In 1981 Botham hit the ball out of the park from a losing position, but he never thought he was building a platform for victory, no matter how spectacular his undefeated 149. Australia needed only 111 to win for goodness sakes after declaring on 401 in their first innings. John Dyson, who scored a ton first up, walked to the crease a second time thinking he could get the runs on his own. He had not reckoned with Bob Willis, obviously.
In this example Stokes, pictured, was Botham and Willis combined. You might recall how, after bowling poorly in the first innings then gifting his wicket away, he ran in like a beast in the second, sending down 15 overs on the spin at an average speed quicker than that of Jofra Archer. With that indefatigable effort late on the second day Stokes was already engaged in some kind of terrible one v XI conflict as if he were the only one capable of righting the appalling horrors of England’s first innings palsy.
Stokes took three wickets, slowed the Australian scoring rate to a trickle and ultimately wrestled back the initiative sufficiently to make yesterday’s wondrous pageant possible. David Gower, a cricketer of princely dimension himself, declared Stokes’ knock to be the best he had seen in 40 years as a player and a commentator. Gower was on the paddock when Botham was ripping it up in ’81, and in the Sky studio at Headingley asking Botham to make sense of what he had just witnessed.
“Stokes is a remarkable man,” Botham said. “I’ve banged his drum for a long time. He is the special one, valuable to cricket full stop, not just to England. He should enjoy every moment, take it in, that was a really remarkable performance. Maybe every so often you need something special. The whole country will be up for it now, every kid on every street corner.”
Botham might have gone further. This was not only England’s moment, or cricket’s. This was one for the whole of sport to savour, demonstrating the capacity of an ostensibly trivial pastime to say something profound about human kind. Thus was this the highest form of human expression in a sporting context. Like Leo Messi, Roger Federer or Tiger Woods, Stokes gives expression to genius and can be regarded as accomplished in his field as Ludwig van Beethoven, Vladimir Nabakov, Leonardo da Vinci or Vincent van Gogh were in theirs. Tidy.
To perform as Stokes did, to treat a high-pressure environment as if he were playing French cricket with his kids on the beach, was beyond comprehension. Six weeks after his pivotal role in helping his country win the World Cup for the first time Stokes brought the Ashes back to life.
No sane commentator thought England had a pulse after being bowled out for 67 in the first innings. None of right mind thought England had an earthly when a bespectacled No 11 joined Stokes at the wicket with 73 runs still needed for victory.
Only Stokes, it seems, believed the impossible was on.
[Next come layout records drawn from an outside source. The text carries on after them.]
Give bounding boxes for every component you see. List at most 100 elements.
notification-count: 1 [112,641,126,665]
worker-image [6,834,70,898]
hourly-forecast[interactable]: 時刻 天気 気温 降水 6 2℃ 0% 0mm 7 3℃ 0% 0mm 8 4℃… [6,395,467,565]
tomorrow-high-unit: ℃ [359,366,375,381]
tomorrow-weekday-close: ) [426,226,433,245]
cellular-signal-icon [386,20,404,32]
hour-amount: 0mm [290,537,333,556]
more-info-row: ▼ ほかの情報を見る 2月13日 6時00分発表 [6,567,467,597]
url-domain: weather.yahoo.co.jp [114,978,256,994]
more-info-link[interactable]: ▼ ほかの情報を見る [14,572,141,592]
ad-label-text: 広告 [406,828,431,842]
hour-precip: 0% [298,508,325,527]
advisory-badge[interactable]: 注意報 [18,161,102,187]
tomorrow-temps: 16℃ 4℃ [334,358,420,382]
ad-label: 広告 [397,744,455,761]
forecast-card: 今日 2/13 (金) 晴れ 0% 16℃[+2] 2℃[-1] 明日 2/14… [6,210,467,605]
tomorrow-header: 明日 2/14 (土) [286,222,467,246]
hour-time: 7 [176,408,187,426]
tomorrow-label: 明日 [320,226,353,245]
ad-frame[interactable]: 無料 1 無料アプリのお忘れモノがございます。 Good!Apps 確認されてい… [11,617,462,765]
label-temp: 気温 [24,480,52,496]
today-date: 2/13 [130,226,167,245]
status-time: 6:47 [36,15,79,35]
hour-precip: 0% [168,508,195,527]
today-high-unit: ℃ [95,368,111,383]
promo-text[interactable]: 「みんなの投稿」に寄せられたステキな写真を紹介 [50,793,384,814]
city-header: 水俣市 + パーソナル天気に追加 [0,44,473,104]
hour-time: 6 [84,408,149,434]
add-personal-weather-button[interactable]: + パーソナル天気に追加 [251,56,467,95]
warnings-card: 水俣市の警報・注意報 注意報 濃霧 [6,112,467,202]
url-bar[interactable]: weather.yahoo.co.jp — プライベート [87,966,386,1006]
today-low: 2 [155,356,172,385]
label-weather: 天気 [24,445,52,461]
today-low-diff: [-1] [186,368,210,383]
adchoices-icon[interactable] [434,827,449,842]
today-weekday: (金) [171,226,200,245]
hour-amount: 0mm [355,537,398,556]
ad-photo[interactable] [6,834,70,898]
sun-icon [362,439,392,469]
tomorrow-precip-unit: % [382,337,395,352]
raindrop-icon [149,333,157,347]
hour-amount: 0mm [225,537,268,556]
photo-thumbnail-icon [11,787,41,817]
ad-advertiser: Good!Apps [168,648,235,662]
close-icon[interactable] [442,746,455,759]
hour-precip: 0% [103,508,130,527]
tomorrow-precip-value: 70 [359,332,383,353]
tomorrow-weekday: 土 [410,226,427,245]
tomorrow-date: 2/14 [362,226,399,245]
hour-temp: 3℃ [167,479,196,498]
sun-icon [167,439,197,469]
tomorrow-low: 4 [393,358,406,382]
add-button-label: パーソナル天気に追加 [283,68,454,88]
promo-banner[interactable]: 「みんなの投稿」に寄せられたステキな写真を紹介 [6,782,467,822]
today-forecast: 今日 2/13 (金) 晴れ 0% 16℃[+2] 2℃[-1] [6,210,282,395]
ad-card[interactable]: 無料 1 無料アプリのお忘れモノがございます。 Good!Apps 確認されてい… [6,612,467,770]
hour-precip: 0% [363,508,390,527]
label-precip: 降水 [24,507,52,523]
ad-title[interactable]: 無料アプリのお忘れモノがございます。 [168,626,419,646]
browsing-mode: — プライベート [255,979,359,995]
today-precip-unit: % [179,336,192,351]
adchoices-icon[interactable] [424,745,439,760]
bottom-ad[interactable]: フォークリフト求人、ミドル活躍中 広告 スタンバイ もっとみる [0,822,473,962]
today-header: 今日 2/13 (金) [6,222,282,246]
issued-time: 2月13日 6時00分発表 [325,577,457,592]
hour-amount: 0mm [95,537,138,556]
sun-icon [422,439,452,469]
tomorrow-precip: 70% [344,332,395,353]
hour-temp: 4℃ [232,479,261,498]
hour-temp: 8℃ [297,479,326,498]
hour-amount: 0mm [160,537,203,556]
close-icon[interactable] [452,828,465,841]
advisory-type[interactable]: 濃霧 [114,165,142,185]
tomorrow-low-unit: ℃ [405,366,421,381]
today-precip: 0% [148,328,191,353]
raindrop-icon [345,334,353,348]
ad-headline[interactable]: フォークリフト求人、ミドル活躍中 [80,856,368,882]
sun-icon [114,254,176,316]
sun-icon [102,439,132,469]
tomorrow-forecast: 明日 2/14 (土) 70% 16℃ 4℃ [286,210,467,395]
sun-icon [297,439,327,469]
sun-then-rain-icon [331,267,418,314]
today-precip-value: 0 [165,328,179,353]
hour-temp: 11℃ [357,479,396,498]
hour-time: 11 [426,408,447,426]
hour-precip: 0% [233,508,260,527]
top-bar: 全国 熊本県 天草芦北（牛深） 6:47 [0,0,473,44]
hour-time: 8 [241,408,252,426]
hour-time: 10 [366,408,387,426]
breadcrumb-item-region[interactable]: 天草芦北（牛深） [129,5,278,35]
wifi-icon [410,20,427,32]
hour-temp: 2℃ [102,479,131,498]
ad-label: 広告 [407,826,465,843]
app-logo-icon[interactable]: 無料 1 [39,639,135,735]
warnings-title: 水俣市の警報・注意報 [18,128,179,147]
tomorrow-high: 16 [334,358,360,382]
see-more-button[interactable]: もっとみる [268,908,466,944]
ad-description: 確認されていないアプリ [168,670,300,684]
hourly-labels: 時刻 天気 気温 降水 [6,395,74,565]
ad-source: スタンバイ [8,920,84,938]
And off he set on his destructive, one-man rout of Australia. The reverse sweep for six of Nathan Lyon, the maximums off Australia’s keynote bowler Josh Hazelwood, hitherto considered godlike, and other monstrous blows were the freakish executions of a player operating beyond rational prompts in a realm known only to a higher authority.
It is possible that Stokes might not recognise himself when he watches the highlights, such was the otherworldly nature of what he achieved.